I spent the day with a great friend of mine yesterday and she made a batch of pumpkin chip muffins. I really wanted to eat one, but I resisted! Instead, I asked for the recipe and today I “veganized” it. I’m pretty impressed with myself. They turned out super delicious! They certainly taste a bit healthier, but they are still a great “sweet” treat since I don’t really eat those anymore. I’ll definitely make these again. My friend says they are even better the second day.
3 flax eggs (1 tablespoon ground flax seed whisked together with 3 T water for each egg; let sit in the refrigerator for at least 15 minutes before using so it sets up a bit)
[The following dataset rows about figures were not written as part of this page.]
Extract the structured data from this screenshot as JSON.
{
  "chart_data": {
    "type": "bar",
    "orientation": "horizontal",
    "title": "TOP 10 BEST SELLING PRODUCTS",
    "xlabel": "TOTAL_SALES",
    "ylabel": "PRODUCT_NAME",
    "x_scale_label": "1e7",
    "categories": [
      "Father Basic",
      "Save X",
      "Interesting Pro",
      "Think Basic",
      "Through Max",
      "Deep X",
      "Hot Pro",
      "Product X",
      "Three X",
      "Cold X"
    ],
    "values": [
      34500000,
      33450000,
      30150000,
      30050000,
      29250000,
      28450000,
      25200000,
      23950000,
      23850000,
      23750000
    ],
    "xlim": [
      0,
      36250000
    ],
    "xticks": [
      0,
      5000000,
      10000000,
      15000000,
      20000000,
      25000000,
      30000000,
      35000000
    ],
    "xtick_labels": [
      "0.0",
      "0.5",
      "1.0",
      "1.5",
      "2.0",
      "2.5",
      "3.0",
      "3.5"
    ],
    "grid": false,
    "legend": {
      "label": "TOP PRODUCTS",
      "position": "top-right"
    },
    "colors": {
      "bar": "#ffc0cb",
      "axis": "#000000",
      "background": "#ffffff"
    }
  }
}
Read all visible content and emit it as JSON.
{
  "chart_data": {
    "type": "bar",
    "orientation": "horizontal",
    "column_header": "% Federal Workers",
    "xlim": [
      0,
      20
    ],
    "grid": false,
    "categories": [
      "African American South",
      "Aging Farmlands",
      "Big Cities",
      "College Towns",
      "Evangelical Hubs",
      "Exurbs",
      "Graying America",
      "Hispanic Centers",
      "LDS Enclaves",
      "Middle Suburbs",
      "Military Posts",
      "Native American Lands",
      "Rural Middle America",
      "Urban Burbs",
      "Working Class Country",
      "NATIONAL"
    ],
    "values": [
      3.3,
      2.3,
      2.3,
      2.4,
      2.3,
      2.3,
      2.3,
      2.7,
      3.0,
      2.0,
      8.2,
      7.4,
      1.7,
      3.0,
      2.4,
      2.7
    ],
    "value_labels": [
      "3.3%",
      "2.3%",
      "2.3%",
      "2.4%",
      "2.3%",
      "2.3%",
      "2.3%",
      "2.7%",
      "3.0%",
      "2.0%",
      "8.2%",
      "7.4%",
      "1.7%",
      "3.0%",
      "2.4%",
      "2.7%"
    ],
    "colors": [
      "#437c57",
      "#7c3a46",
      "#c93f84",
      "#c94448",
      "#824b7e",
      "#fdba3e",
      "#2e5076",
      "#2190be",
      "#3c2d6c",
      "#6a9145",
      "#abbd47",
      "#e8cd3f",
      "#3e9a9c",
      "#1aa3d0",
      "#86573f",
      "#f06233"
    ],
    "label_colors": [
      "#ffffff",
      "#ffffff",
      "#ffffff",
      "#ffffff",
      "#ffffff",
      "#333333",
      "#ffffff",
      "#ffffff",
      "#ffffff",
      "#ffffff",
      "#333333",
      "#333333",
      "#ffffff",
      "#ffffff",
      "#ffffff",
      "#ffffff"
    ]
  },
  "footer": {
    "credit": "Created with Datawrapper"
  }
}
1 cup evaporated cane juice
1 – 15 oz can pumpkin
3/4 cup unrefined coconut oil
3/4 cup unsweetened applesauce
1 1/2 cups whole wheat pastry flour + 1 1/2 cups unbleached all-purpose flour + 2 T unbleached all-purpose flour
1 1/2 tsp baking soda
1 1/2 tsp baking powder
1 tsp cinnamon
1 T salt
1 cup vegan chocolate chips
Beat flax eggs, evaporated cane juice, pumpkin, oil and applesauce until well combined. Add dry ingredients and mix until just combined. Fold in chocolate chips. Fill lined muffin cups 3/4 full. Bake at 425 degrees for 15 minutes. May also be baked in a greased loaf pan. Adjust baking time accordingly.
I was going to use all whole wheat pastry flour, but I only had 1 1/2 cups. I liked the combination of the two, though. Gave it a really good consistency without being too dense and heavy. Hope you give them a try! Enjoy!